Enfin, la direction de Commerzbank a signalé sa conviction qu’une fusion ne serait pas souhaitable. Selon eux, le futur de Commerzbank sans Unicredit serait plus rentable pour ses actionnaires, et meilleur pour l’Allemagne, dans le long terme. Mais si le futur indépendant de Commerzbank était si favorable, pourquoi ne pas l’avoir expliqué avant ?  

Le chasseur devra être patient

Unicredit n’est pour autant pas certain d’emporter le morceau. Tout d’abord, il lui faudra obtenir l’aval du régulateur européen, ne serait-ce que pour pouvoir prendre livraison des actions qu’elle a contractuellement sécurisées et ainsi monter à 21% au capital.

La BCE ayant, à de nombreuses reprises, indiqué être en faveur de la consolidation bancaire, cette approbation est probable. Mais elle peut prendre du temps.

Ensuite, le gouvernement allemand détient toujours 12% de Commerzbank et a annoncé mettre en pause (indéfiniment) son programme de vente d’actions. 

Il va donc falloir qu’Andrea Orcel et ses équipes multiplient les échanges avec la direction de Commerzbank et ses autres actionnaires (dont le gouvernement allemand) pour les convaincre du bien fondé de leur projet.

C’est donc une affaire à suivre, et qui, quelqu’en soit l’issue, prendra sans doute du temps.

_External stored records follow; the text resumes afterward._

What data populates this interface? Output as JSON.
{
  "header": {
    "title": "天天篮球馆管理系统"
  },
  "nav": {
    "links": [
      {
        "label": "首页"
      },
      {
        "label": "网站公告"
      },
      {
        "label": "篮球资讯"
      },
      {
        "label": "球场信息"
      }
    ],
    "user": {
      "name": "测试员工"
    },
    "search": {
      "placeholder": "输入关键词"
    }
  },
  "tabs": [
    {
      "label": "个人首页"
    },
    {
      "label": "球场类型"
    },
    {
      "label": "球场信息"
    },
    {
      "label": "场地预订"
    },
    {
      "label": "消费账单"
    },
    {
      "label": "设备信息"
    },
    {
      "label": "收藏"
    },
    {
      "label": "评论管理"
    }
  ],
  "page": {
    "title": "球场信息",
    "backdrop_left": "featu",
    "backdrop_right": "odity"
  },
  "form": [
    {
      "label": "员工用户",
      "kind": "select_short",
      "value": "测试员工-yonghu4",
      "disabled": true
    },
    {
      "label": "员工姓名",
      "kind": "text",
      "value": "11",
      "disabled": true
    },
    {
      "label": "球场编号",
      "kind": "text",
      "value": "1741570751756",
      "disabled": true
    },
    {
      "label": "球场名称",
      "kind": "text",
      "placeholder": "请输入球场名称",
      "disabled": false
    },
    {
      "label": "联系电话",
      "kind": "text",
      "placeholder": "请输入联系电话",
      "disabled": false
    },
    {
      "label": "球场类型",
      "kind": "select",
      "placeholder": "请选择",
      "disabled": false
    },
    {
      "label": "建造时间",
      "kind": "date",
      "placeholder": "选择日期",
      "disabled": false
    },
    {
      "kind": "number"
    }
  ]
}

Une consolidation bancaire plus large en Europe

La manœuvre initiée par Unicredit pourrait déclencher d’autres opérations de ce type, surtout si elle se conclut par la prise de contrôle de Commerzbank par la banque italienne. 

D’abord parce que, comme évoqué plus haut, cette consolidation face aux géants américains et chinois fait sens. Et pour s’en rendre compte, les PDG des banques européennes n’avaient pas besoin de ce “cas pratique”. Ils le savent depuis longue date.

Mais la réalisation concrète d’une première opération de ce type établirait un puissant “précédent”. Si une banque italienne peut acheter une banque allemande, qui pourrait interdire à une banque espagnole d’acquérir un concurrent français ou néerlandais ?

D’ailleurs, le contexte politique à ce sujet a quelque peu évolué. Interrogé à ce sujet il y a plusieurs semaines, le président Macron avait indiqué être ouvert à la consolidation bancaire, même si celle-ci devait se manifester par l’acquisition d’une banque française par une banque étrangère.

Enfin, les valorisations boursières des banques européennes cotées en bourse restent abordables. Pour bon nombre d’entre elles, leurs actions s’échangent en dessous de la valeur comptable nette de l’institution en question. 

Les banques les mieux valorisées pourraient donc s’intéresser à des concurrentes dont les cours de bourse sont plus décotés. Parmi les chasseurs potentiels, le français BNP Paribas, le néerlandais ING et l’espagnol Santander sont souvent pointées du doigt.

Les proies potentielles sont quant à elles typiquement des banques de taille moyenne, qui n’ont plus de présence mondiale et/ou qui n’offrent plus de services universels, allant de la banque de détail à la banque de marché. Dans cette catégorie, les noms de la Société Générale en France, ou d’ABN aux Pays-Bas, sont régulièrement mentionnés.